Week 1 (4/21-4/25):Teams will develop their company logo and company mission statement. Research conducted to achieve this objective must include requirements for trade marking their logo (what is the process, what is required). Internet searches of five other corporations’ mission statements must be sited in support of the mission statement developed by the team.Teams will design a unique package in which their product will be sold (see example in class). This package is NOT to be a standard box; it is a new, unique design that is specific to your product and will support your advertising plan later on.
Week 2 (4/28-5/2):Teams will produce a plan to conduct shipping tests of their invention in accordance with ANSI and ASTM guidelines.
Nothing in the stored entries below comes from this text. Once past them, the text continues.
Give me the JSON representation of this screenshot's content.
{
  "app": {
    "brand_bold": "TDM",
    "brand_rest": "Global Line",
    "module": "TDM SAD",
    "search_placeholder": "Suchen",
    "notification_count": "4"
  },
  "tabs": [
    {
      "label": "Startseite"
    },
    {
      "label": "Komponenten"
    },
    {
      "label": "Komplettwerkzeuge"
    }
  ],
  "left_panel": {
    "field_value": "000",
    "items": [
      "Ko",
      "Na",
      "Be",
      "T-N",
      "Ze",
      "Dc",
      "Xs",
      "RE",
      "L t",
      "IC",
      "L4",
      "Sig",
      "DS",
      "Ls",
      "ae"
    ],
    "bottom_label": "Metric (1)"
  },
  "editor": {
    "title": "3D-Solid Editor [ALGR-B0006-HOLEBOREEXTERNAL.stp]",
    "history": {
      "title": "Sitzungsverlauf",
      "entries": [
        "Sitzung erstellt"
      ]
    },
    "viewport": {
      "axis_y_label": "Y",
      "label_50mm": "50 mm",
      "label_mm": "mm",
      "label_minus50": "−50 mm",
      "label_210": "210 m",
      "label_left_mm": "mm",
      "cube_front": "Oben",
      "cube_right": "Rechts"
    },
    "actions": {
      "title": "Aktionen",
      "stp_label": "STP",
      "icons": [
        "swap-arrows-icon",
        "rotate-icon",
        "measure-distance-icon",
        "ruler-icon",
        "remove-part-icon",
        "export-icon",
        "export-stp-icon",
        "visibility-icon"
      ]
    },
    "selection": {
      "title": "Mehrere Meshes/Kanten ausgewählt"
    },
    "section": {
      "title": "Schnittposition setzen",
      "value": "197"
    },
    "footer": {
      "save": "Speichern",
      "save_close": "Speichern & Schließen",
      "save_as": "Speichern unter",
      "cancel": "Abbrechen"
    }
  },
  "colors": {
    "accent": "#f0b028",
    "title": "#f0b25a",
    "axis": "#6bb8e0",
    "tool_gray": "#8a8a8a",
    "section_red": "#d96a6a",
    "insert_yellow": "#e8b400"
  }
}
Research on shipping hazardous materials or explosives may be required, depending on the nature of your invention. The packaging design needs to be specific, and include the cost of materials needed to produce the packaging and shipping costs throughout the US. Teams will finalize their marketing plan for their product. The marketing plan must include a cost breakdown of advertising costs in different media (print, TV/radio or demonstration). Research in the legality of “truth in advertising” must be conducted and included to support your plan. This plan must be specific, and will be the basis of the advertisement examples produced next week.
Week 3 (5/5-5/9):Teams will prepare documentation for their product to begin the patenting process. Research will be required to determine what information will be included here. Teams will complete an advertisement for their product for Print (newspaper or magazine), TV, Radio and also a hands on method that would be seen at a mall kiosk or trade show. This hands-on method must be a “gimmick” type of advertisement (see examples in class), not just your product on display.
Project Presentations (5/12-5/16):Teams will be prepared to present their marketing plan in conjunction with their product design and prototype developed in ET III. Each team will prepare a marketing plan poster (foam core type) that will detail the logo, mission statement, package design and costs, marketing plan and costs and examples of “gimmick” advertisement. Teams will also show their 30 or 60 second TV commercial developed in week 3 of the project.
Project Notebook (5/9)A notebook in which all research, plans and designs are compiled is due on 5/9 at the end of the project.